The revised salaries of central government employees are likely to be paid from July 1, 2016. While the employees will get salary arrears from January 1, 2016, allowances will be paid only from 1 July 2016. Thus the gross impact of 7 CPC is likely to be INR 947.75 bn (0.63% of GDP). The central government will receive income tax on this pay out and collect excise duty on consumption, after sharing the increase in income tax and excise duty with states. Thus the net impact on the central government finances is estimated to be INR 806.41 bn (0.54% of GDP).
Ind-Ra believes the impact of pay revision of state government employees will be felt only in FY18. The Seventh Central Pay Commission award is expected to be less severe on state finances than expected earlier due to a lower arrear pay out.
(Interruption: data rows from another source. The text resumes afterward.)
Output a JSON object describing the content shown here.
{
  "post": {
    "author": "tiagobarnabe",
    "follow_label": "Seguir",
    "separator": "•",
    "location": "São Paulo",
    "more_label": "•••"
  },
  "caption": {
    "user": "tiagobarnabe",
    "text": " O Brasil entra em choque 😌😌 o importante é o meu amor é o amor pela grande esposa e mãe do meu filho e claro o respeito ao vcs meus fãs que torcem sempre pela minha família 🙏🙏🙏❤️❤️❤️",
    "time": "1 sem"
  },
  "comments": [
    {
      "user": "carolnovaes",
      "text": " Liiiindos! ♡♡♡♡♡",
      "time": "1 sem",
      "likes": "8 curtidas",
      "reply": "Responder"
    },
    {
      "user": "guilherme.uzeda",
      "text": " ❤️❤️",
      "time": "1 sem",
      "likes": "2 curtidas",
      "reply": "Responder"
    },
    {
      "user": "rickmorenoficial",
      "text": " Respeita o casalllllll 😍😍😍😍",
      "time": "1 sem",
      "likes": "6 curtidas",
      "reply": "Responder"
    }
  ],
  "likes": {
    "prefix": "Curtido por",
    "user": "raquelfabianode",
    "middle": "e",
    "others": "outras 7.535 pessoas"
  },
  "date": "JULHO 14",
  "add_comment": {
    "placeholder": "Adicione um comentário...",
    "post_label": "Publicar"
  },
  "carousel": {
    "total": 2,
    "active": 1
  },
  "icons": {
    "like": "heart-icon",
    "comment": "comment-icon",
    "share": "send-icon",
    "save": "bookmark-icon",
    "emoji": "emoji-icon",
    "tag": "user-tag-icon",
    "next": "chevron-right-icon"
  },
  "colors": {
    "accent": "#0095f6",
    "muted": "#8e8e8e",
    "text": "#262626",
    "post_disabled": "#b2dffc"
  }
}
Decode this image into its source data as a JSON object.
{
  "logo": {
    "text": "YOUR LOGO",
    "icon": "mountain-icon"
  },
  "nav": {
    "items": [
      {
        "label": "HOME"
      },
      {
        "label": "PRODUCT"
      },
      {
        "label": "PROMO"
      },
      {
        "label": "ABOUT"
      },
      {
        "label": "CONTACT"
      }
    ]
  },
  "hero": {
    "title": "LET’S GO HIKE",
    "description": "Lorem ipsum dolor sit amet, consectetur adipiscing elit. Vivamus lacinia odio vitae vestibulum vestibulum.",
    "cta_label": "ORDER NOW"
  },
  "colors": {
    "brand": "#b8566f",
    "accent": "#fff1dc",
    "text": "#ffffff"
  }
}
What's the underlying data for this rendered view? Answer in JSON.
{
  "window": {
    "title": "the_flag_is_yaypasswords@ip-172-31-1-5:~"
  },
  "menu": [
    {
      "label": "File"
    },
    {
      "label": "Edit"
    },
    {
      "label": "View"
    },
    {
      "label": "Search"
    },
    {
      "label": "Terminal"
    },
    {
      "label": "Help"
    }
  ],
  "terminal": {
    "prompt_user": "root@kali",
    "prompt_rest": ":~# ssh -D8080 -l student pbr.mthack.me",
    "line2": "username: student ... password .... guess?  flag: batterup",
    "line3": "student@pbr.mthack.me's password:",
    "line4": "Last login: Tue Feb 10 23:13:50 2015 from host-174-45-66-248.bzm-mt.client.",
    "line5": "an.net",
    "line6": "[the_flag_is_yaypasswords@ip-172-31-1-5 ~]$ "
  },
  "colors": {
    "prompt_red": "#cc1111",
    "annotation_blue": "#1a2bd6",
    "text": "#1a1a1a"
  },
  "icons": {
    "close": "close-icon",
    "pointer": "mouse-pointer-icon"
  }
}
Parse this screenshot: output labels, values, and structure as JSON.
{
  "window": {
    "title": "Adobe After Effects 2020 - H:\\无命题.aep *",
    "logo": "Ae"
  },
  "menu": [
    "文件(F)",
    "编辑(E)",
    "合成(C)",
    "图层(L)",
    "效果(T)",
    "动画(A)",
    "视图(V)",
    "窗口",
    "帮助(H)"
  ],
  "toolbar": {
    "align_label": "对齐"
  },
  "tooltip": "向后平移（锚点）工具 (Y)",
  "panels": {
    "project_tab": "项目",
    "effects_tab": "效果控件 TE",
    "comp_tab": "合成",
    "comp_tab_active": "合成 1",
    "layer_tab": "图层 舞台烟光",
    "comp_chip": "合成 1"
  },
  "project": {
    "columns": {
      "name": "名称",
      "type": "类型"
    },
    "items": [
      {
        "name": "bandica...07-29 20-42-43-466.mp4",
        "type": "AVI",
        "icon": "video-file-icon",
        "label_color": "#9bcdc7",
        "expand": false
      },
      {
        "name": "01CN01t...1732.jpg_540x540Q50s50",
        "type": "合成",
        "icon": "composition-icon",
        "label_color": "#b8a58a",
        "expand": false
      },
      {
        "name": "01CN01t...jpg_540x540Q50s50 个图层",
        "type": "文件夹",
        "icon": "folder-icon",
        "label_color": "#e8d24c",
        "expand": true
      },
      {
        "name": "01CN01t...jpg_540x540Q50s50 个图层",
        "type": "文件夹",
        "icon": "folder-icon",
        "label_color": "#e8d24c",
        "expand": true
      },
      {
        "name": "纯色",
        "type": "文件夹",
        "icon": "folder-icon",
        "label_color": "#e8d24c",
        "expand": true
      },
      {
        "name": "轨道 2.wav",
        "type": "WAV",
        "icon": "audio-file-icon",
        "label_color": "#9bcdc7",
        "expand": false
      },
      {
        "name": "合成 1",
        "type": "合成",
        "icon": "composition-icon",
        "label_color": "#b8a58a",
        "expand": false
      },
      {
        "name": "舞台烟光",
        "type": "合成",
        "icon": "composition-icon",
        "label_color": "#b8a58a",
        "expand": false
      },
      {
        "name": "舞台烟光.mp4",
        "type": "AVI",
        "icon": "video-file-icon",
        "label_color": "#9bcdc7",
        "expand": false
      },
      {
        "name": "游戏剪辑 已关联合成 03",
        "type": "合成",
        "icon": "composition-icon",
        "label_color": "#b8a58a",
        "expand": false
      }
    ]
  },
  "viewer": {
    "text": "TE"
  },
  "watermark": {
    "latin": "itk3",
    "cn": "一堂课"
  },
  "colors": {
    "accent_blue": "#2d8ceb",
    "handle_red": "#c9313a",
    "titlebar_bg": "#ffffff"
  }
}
In all likelihood, the impact of a salary revision of the Seventh Central Pay Commission on state government finances will be INR1.58trn in FY18 (0.95% of FY18 GDP).
Salaries and pension of state and central government employees are not alike; however, the common thread between the revisions is constitution, award and implementation. Now that the central government has accepted the report of the Central Pay Commission, state governments will also follow suit after a gap of six months to a year.
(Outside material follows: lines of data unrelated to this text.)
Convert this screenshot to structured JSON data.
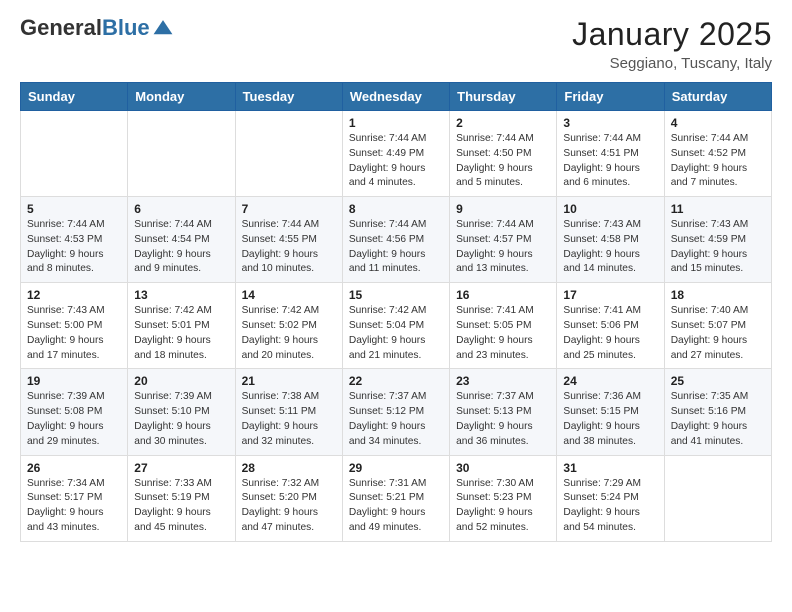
{
  "logo": {
    "general": "General",
    "blue": "Blue"
  },
  "header": {
    "title": "January 2025",
    "subtitle": "Seggiano, Tuscany, Italy"
  },
  "weekdays": [
    "Sunday",
    "Monday",
    "Tuesday",
    "Wednesday",
    "Thursday",
    "Friday",
    "Saturday"
  ],
  "weeks": [
    [
      {
        "day": "",
        "info": ""
      },
      {
        "day": "",
        "info": ""
      },
      {
        "day": "",
        "info": ""
      },
      {
        "day": "1",
        "info": "Sunrise: 7:44 AM\nSunset: 4:49 PM\nDaylight: 9 hours\nand 4 minutes."
      },
      {
        "day": "2",
        "info": "Sunrise: 7:44 AM\nSunset: 4:50 PM\nDaylight: 9 hours\nand 5 minutes."
      },
      {
        "day": "3",
        "info": "Sunrise: 7:44 AM\nSunset: 4:51 PM\nDaylight: 9 hours\nand 6 minutes."
      },
      {
        "day": "4",
        "info": "Sunrise: 7:44 AM\nSunset: 4:52 PM\nDaylight: 9 hours\nand 7 minutes."
      }
    ],
    [
      {
        "day": "5",
        "info": "Sunrise: 7:44 AM\nSunset: 4:53 PM\nDaylight: 9 hours\nand 8 minutes."
      },
      {
        "day": "6",
        "info": "Sunrise: 7:44 AM\nSunset: 4:54 PM\nDaylight: 9 hours\nand 9 minutes."
      },
      {
        "day": "7",
        "info": "Sunrise: 7:44 AM\nSunset: 4:55 PM\nDaylight: 9 hours\nand 10 minutes."
      },
      {
        "day": "8",
        "info": "Sunrise: 7:44 AM\nSunset: 4:56 PM\nDaylight: 9 hours\nand 11 minutes."
      },
      {
        "day": "9",
        "info": "Sunrise: 7:44 AM\nSunset: 4:57 PM\nDaylight: 9 hours\nand 13 minutes."
      },
      {
        "day": "10",
        "info": "Sunrise: 7:43 AM\nSunset: 4:58 PM\nDaylight: 9 hours\nand 14 minutes."
      },
      {
        "day": "11",
        "info": "Sunrise: 7:43 AM\nSunset: 4:59 PM\nDaylight: 9 hours\nand 15 minutes."
      }
    ],
    [
      {
        "day": "12",
        "info": "Sunrise: 7:43 AM\nSunset: 5:00 PM\nDaylight: 9 hours\nand 17 minutes."
      },
      {
        "day": "13",
        "info": "Sunrise: 7:42 AM\nSunset: 5:01 PM\nDaylight: 9 hours\nand 18 minutes."
      },
      {
        "day": "14",
        "info": "Sunrise: 7:42 AM\nSunset: 5:02 PM\nDaylight: 9 hours\nand 20 minutes."
      },
      {
        "day": "15",
        "info": "Sunrise: 7:42 AM\nSunset: 5:04 PM\nDaylight: 9 hours\nand 21 minutes."
      },
      {
        "day": "16",
        "info": "Sunrise: 7:41 AM\nSunset: 5:05 PM\nDaylight: 9 hours\nand 23 minutes."
      },
      {
        "day": "17",
        "info": "Sunrise: 7:41 AM\nSunset: 5:06 PM\nDaylight: 9 hours\nand 25 minutes."
      },
      {
        "day": "18",
        "info": "Sunrise: 7:40 AM\nSunset: 5:07 PM\nDaylight: 9 hours\nand 27 minutes."
      }
    ],
    [
      {
        "day": "19",
        "info": "Sunrise: 7:39 AM\nSunset: 5:08 PM\nDaylight: 9 hours\nand 29 minutes."
      },
      {
        "day": "20",
        "info": "Sunrise: 7:39 AM\nSunset: 5:10 PM\nDaylight: 9 hours\nand 30 minutes."
      },
      {
        "day": "21",
        "info": "Sunrise: 7:38 AM\nSunset: 5:11 PM\nDaylight: 9 hours\nand 32 minutes."
      },
      {
        "day": "22",
        "info": "Sunrise: 7:37 AM\nSunset: 5:12 PM\nDaylight: 9 hours\nand 34 minutes."
      },
      {
        "day": "23",
        "info": "Sunrise: 7:37 AM\nSunset: 5:13 PM\nDaylight: 9 hours\nand 36 minutes."
      },
      {
        "day": "24",
        "info": "Sunrise: 7:36 AM\nSunset: 5:15 PM\nDaylight: 9 hours\nand 38 minutes."
      },
      {
        "day": "25",
        "info": "Sunrise: 7:35 AM\nSunset: 5:16 PM\nDaylight: 9 hours\nand 41 minutes."
      }
    ],
    [
      {
        "day": "26",
        "info": "Sunrise: 7:34 AM\nSunset: 5:17 PM\nDaylight: 9 hours\nand 43 minutes."
      },
      {
        "day": "27",
        "info": "Sunrise: 7:33 AM\nSunset: 5:19 PM\nDaylight: 9 hours\nand 45 minutes."
      },
      {
        "day": "28",
        "info": "Sunrise: 7:32 AM\nSunset: 5:20 PM\nDaylight: 9 hours\nand 47 minutes."
      },
      {
        "day": "29",
        "info": "Sunrise: 7:31 AM\nSunset: 5:21 PM\nDaylight: 9 hours\nand 49 minutes."
      },
      {
        "day": "30",
        "info": "Sunrise: 7:30 AM\nSunset: 5:23 PM\nDaylight: 9 hours\nand 52 minutes."
      },
      {
        "day": "31",
        "info": "Sunrise: 7:29 AM\nSunset: 5:24 PM\nDaylight: 9 hours\nand 54 minutes."
      },
      {
        "day": "",
        "info": ""
      }
    ]
  ]
}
A major difference between the previous pay commissions and the seventh pay commission is that there is hardly any lag between the day from when the award is to be implemented and the date on which the award was announced. As a result, the size of the arrears to be paid will be negligible compared with the payouts of the fifth and sixth pay commissions. The fiscal impact of the arrears of the sixth pay commission was so onerous that it was spread over two fiscals, FY10 and FY11.
Although 7CPC is applicable to central government employees, the salaries and pensions of state government employees, urban local bodies, central and state public sector undertakings, autonomous bodies and universities will also be revised in FY17 and FY18. Ind-Ra’s estimate shows that the demand boost to the economy as a result of the revision in the salaries/pensions of the above mentioned employees will be at least four times the 7CPC’s award.
Ind-Ra does not see any immediate threat to inflation due to the award of 7CPC. Though consumer price inflation may inch up somewhat due to higher prices of services, impact on wholesale price index is likely to be muted due to the counter balance provided by the deflation in commodity prices and the availability of excess capacity in several manufacturing sectors. A rise in demand is likely to not only increase capacity utilisation but may also help revive the investment cycle earlier than expected.
The pay panel had in November 2016 recommended 14.27% hike in basic pay at junior levels, the recommendations amount to 23.55% overall hike in salaries, allowances and pension. The date of implementation for the recommendations is 1 January 2016. However, it is likely that allowances will be paid only from 1 July 2016.